In the most gripping (and frequently gruelling) issue-based play since Joe Penhall’s Blue/Orange, Roy Williams digs forensically beneath the scene of a young black man’s murder in Fallout to uncover both how and why he died.

Constructed as a detective story in which two policemen (like the two psychiatrists of Blue/Orange) are at loggerheads over their different views on how to solve the case, the play provides a searing and bleak account of the sexual and social rivalries that lead to murder amongst a group of London street kids.

Like Kwame Kwei-Armah recently did in his National Theatre play Elmina’s Kitchen, Williams has turned a critical eye on his own community for a play that not only comes from the heart but also goes to the heart of how violence both underpins and undermines it. He also springs some dark and compelling surprises along the way: it’s the black PC (a riveting Lennie James) who is both more suspicious and disillusioned of these kids than the white PC (Daniel Ryan), who has a far more compassionate approach.

In a series of taut, tight scenes that move from the café where the group hangs out to the streets and police interview room, Ian Rickson‘s production has a propulsive intensity that is utterly compelling and sometimes chilling. Staged in a completely reconfigured Royal Court in Ultz‘s design, with the audience on four sides of a platform that has been built out over the stalls, the action is brought up close and personal so that it is as unsettling as it is disorientating.

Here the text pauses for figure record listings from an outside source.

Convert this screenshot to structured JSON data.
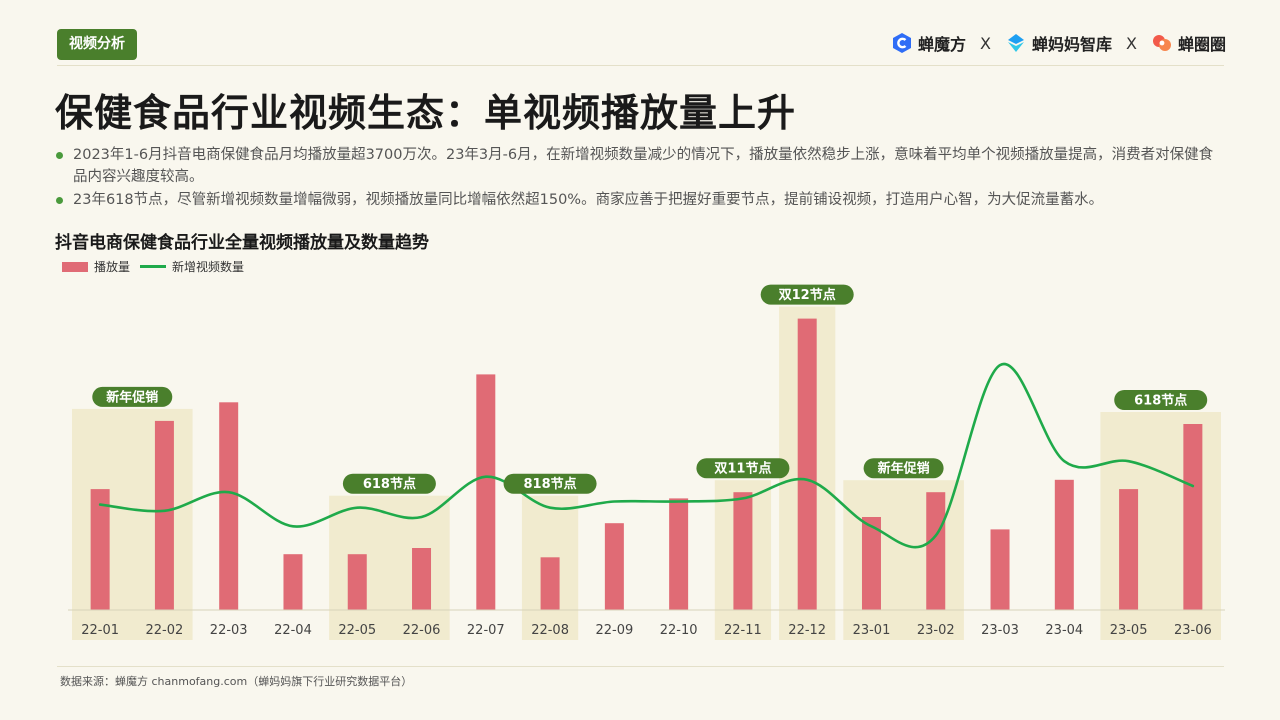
{
  "header": {
    "section_tag": "视频分析",
    "brands": [
      {
        "name": "蝉魔方",
        "icon": "chanmofang-logo-icon",
        "color": "#2f6df6"
      },
      {
        "name": "蝉妈妈智库",
        "icon": "chanmama-logo-icon",
        "color": "#1e9ff2"
      },
      {
        "name": "蝉圈圈",
        "icon": "chanquanquan-logo-icon",
        "color": "#f25a4a"
      }
    ],
    "separator": "X"
  },
  "title": "保健食品行业视频生态：单视频播放量上升",
  "bullets": [
    "2023年1-6月抖音电商保健食品月均播放量超3700万次。23年3月-6月，在新增视频数量减少的情况下，播放量依然稳步上涨，意味着平均单个视频播放量提高，消费者对保健食品内容兴趣度较高。",
    "23年618节点，尽管新增视频数量增幅微弱，视频播放量同比增幅依然超150%。商家应善于把握好重要节点，提前铺设视频，打造用户心智，为大促流量蓄水。"
  ],
  "chart_data": {
    "type": "bar",
    "title": "抖音电商保健食品行业全量视频播放量及数量趋势",
    "categories": [
      "22-01",
      "22-02",
      "22-03",
      "22-04",
      "22-05",
      "22-06",
      "22-07",
      "22-08",
      "22-09",
      "22-10",
      "22-11",
      "22-12",
      "23-01",
      "23-02",
      "23-03",
      "23-04",
      "23-05",
      "23-06"
    ],
    "series": [
      {
        "name": "播放量",
        "type": "bar",
        "color": "#e06b75",
        "values": [
          39,
          61,
          67,
          18,
          18,
          20,
          76,
          17,
          28,
          36,
          38,
          94,
          30,
          38,
          26,
          42,
          39,
          60
        ]
      },
      {
        "name": "新增视频数量",
        "type": "line",
        "color": "#1faa4a",
        "values": [
          34,
          32,
          38,
          27,
          33,
          30,
          43,
          33,
          35,
          35,
          36,
          42,
          27,
          24,
          79,
          48,
          48,
          40
        ]
      }
    ],
    "ylim": [
      0,
      100
    ],
    "grid": false,
    "legend": "top-left",
    "highlights": [
      {
        "label": "新年促销",
        "from": 0,
        "to": 1
      },
      {
        "label": "618节点",
        "from": 4,
        "to": 5
      },
      {
        "label": "818节点",
        "from": 7,
        "to": 7
      },
      {
        "label": "双11节点",
        "from": 10,
        "to": 10
      },
      {
        "label": "双12节点",
        "from": 11,
        "to": 11
      },
      {
        "label": "新年促销",
        "from": 12,
        "to": 13
      },
      {
        "label": "618节点",
        "from": 16,
        "to": 17
      }
    ],
    "highlight_color": "#f1ebcf",
    "tag_color": "#4a7f2c"
  },
  "footnote": "数据来源：蝉魔方 chanmofang.com（蝉妈妈旗下行业研究数据平台）"
}
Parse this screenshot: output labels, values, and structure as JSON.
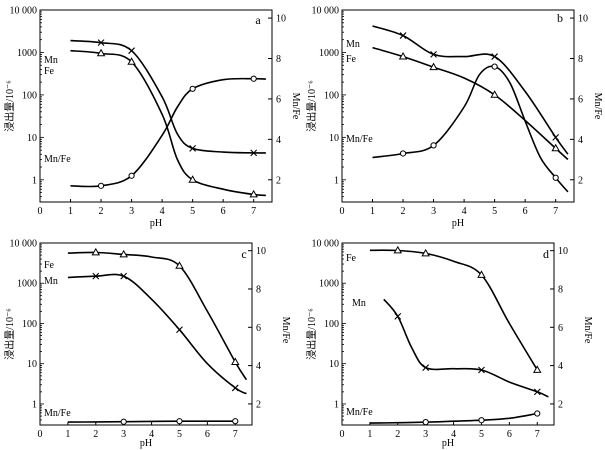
{
  "chart_data": [
    {
      "type": "line",
      "panel_label": "a",
      "xlabel": "pH",
      "ylabel": "浸出量/10⁻⁶",
      "y2label": "Mn/Fe",
      "xlim": [
        0,
        7.6
      ],
      "xticks": [
        0,
        1,
        2,
        3,
        4,
        5,
        6,
        7
      ],
      "ylim": [
        0.3,
        10000
      ],
      "yscale": "log",
      "yticks": [
        1,
        10,
        100,
        1000,
        10000
      ],
      "ytick_labels": [
        "1",
        "10",
        "100",
        "1000",
        "10 000"
      ],
      "y2lim": [
        0.9,
        10.4
      ],
      "y2ticks": [
        2,
        4,
        6,
        8,
        10
      ],
      "series": [
        {
          "name": "Mn",
          "axis": "left",
          "marker": "x",
          "x": [
            2,
            3,
            5,
            7
          ],
          "y": [
            1700,
            1100,
            5.5,
            4.3
          ],
          "curve": [
            [
              1,
              1900
            ],
            [
              2,
              1700
            ],
            [
              3,
              1100
            ],
            [
              4,
              90
            ],
            [
              4.5,
              12
            ],
            [
              5,
              5.5
            ],
            [
              6,
              4.5
            ],
            [
              7,
              4.3
            ],
            [
              7.4,
              4.3
            ]
          ]
        },
        {
          "name": "Fe",
          "axis": "left",
          "marker": "triangle",
          "x": [
            2,
            3,
            5,
            7
          ],
          "y": [
            950,
            600,
            1,
            0.45
          ],
          "curve": [
            [
              1,
              1100
            ],
            [
              2,
              950
            ],
            [
              3,
              600
            ],
            [
              4,
              35
            ],
            [
              4.5,
              3
            ],
            [
              5,
              1
            ],
            [
              6,
              0.6
            ],
            [
              7,
              0.45
            ],
            [
              7.4,
              0.43
            ]
          ]
        },
        {
          "name": "Mn/Fe",
          "axis": "right",
          "marker": "circle",
          "x": [
            2,
            3,
            5,
            7
          ],
          "y": [
            1.7,
            2.2,
            6.5,
            7
          ],
          "curve": [
            [
              1,
              1.7
            ],
            [
              2,
              1.7
            ],
            [
              3,
              2.2
            ],
            [
              4,
              4.2
            ],
            [
              4.5,
              5.6
            ],
            [
              5,
              6.5
            ],
            [
              6,
              6.95
            ],
            [
              7,
              7
            ],
            [
              7.4,
              6.98
            ]
          ]
        }
      ]
    },
    {
      "type": "line",
      "panel_label": "b",
      "xlabel": "pH",
      "ylabel": "浸出量/10⁻⁶",
      "y2label": "Mn/Fe",
      "xlim": [
        0,
        7.6
      ],
      "xticks": [
        0,
        1,
        2,
        3,
        4,
        5,
        6,
        7
      ],
      "ylim": [
        0.3,
        10000
      ],
      "yscale": "log",
      "yticks": [
        1,
        10,
        100,
        1000,
        10000
      ],
      "ytick_labels": [
        "1",
        "10",
        "100",
        "1000",
        "10 000"
      ],
      "y2lim": [
        0.9,
        10.4
      ],
      "y2ticks": [
        2,
        4,
        6,
        8,
        10
      ],
      "series": [
        {
          "name": "Mn",
          "axis": "left",
          "marker": "x",
          "x": [
            2,
            3,
            5,
            7
          ],
          "y": [
            2500,
            900,
            800,
            10
          ],
          "curve": [
            [
              1,
              4200
            ],
            [
              2,
              2500
            ],
            [
              3,
              900
            ],
            [
              4,
              800
            ],
            [
              5,
              800
            ],
            [
              6,
              120
            ],
            [
              7,
              10
            ],
            [
              7.4,
              4
            ]
          ]
        },
        {
          "name": "Fe",
          "axis": "left",
          "marker": "triangle",
          "x": [
            2,
            3,
            5,
            7
          ],
          "y": [
            800,
            450,
            100,
            5.5
          ],
          "curve": [
            [
              1,
              1300
            ],
            [
              2,
              800
            ],
            [
              3,
              450
            ],
            [
              4,
              250
            ],
            [
              5,
              100
            ],
            [
              6,
              25
            ],
            [
              7,
              5.5
            ],
            [
              7.4,
              3
            ]
          ]
        },
        {
          "name": "Mn/Fe",
          "axis": "right",
          "marker": "circle",
          "x": [
            2,
            3,
            5,
            7
          ],
          "y": [
            3.3,
            3.7,
            7.6,
            2.1
          ],
          "curve": [
            [
              1,
              3.1
            ],
            [
              2,
              3.3
            ],
            [
              3,
              3.7
            ],
            [
              4,
              5.6
            ],
            [
              4.5,
              7.2
            ],
            [
              5,
              7.6
            ],
            [
              5.5,
              6.8
            ],
            [
              6,
              4.9
            ],
            [
              6.5,
              3.1
            ],
            [
              7,
              2.1
            ],
            [
              7.4,
              1.4
            ]
          ]
        }
      ]
    },
    {
      "type": "line",
      "panel_label": "c",
      "xlabel": "pH",
      "ylabel": "浸出量/10⁻⁶",
      "y2label": "Mn/Fe",
      "xlim": [
        0,
        7.6
      ],
      "xticks": [
        0,
        1,
        2,
        3,
        4,
        5,
        6,
        7
      ],
      "ylim": [
        0.3,
        10000
      ],
      "yscale": "log",
      "yticks": [
        1,
        10,
        100,
        1000,
        10000
      ],
      "ytick_labels": [
        "1",
        "10",
        "100",
        "1000",
        "10 000"
      ],
      "y2lim": [
        0.9,
        10.4
      ],
      "y2ticks": [
        2,
        4,
        6,
        8,
        10
      ],
      "series": [
        {
          "name": "Fe",
          "axis": "left",
          "marker": "triangle",
          "x": [
            2,
            3,
            5,
            7
          ],
          "y": [
            5800,
            5200,
            2700,
            11
          ],
          "curve": [
            [
              1,
              5600
            ],
            [
              2,
              5800
            ],
            [
              3,
              5200
            ],
            [
              4,
              4500
            ],
            [
              5,
              2700
            ],
            [
              6,
              200
            ],
            [
              7,
              11
            ],
            [
              7.4,
              4
            ]
          ]
        },
        {
          "name": "Mn",
          "axis": "left",
          "marker": "x",
          "x": [
            2,
            3,
            5,
            7
          ],
          "y": [
            1500,
            1500,
            70,
            2.5
          ],
          "curve": [
            [
              1,
              1400
            ],
            [
              2,
              1500
            ],
            [
              3,
              1500
            ],
            [
              4,
              400
            ],
            [
              5,
              70
            ],
            [
              6,
              10
            ],
            [
              7,
              2.5
            ],
            [
              7.4,
              1.8
            ]
          ]
        },
        {
          "name": "Mn/Fe",
          "axis": "right",
          "marker": "circle",
          "x": [
            3,
            5,
            7
          ],
          "y": [
            1.07,
            1.1,
            1.1
          ],
          "curve": [
            [
              1,
              1.05
            ],
            [
              2,
              1.06
            ],
            [
              3,
              1.07
            ],
            [
              5,
              1.1
            ],
            [
              7,
              1.1
            ]
          ]
        }
      ]
    },
    {
      "type": "line",
      "panel_label": "d",
      "xlabel": "pH",
      "ylabel": "浸出量/10⁻⁶",
      "y2label": "Mn/Fe",
      "xlim": [
        0,
        7.6
      ],
      "xticks": [
        0,
        1,
        2,
        3,
        4,
        5,
        6,
        7
      ],
      "ylim": [
        0.3,
        10000
      ],
      "yscale": "log",
      "yticks": [
        1,
        10,
        100,
        1000,
        10000
      ],
      "ytick_labels": [
        "1",
        "10",
        "100",
        "1000",
        "10 000"
      ],
      "y2lim": [
        0.9,
        10.4
      ],
      "y2ticks": [
        2,
        4,
        6,
        8,
        10
      ],
      "series": [
        {
          "name": "Fe",
          "axis": "left",
          "marker": "triangle",
          "x": [
            2,
            3,
            5,
            7
          ],
          "y": [
            6500,
            5500,
            1600,
            7
          ],
          "curve": [
            [
              1,
              6600
            ],
            [
              2,
              6500
            ],
            [
              3,
              5500
            ],
            [
              4,
              3500
            ],
            [
              5,
              1600
            ],
            [
              6,
              100
            ],
            [
              7,
              7
            ]
          ]
        },
        {
          "name": "Mn",
          "axis": "left",
          "marker": "x",
          "x": [
            2,
            3,
            5,
            7
          ],
          "y": [
            150,
            8,
            7,
            2
          ],
          "curve": [
            [
              1.5,
              400
            ],
            [
              2,
              150
            ],
            [
              2.5,
              25
            ],
            [
              3,
              8
            ],
            [
              4,
              7.5
            ],
            [
              5,
              7
            ],
            [
              6,
              3.5
            ],
            [
              7,
              2
            ],
            [
              7.4,
              1.5
            ]
          ]
        },
        {
          "name": "Mn/Fe",
          "axis": "right",
          "marker": "circle",
          "x": [
            3,
            5,
            7
          ],
          "y": [
            1.05,
            1.15,
            1.5
          ],
          "curve": [
            [
              1,
              1
            ],
            [
              2,
              1.02
            ],
            [
              3,
              1.05
            ],
            [
              4,
              1.1
            ],
            [
              5,
              1.15
            ],
            [
              6,
              1.25
            ],
            [
              7,
              1.5
            ]
          ]
        }
      ]
    }
  ]
}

Written in a muscular urban vernacular, it’s also spectacularly well acted by an ensemble cast who so utterly inhabit their roles that they seem to come from the streets rather than acting schools. As the rivalries erupt again between Emile (by turns aggressive and defensive in Marcel McCalla‘s amazing performance) and Dwayne (Michael Obiora) over the affections of Shanice (Ony Uhiara), you are on the edge of your seat as to how it will play out.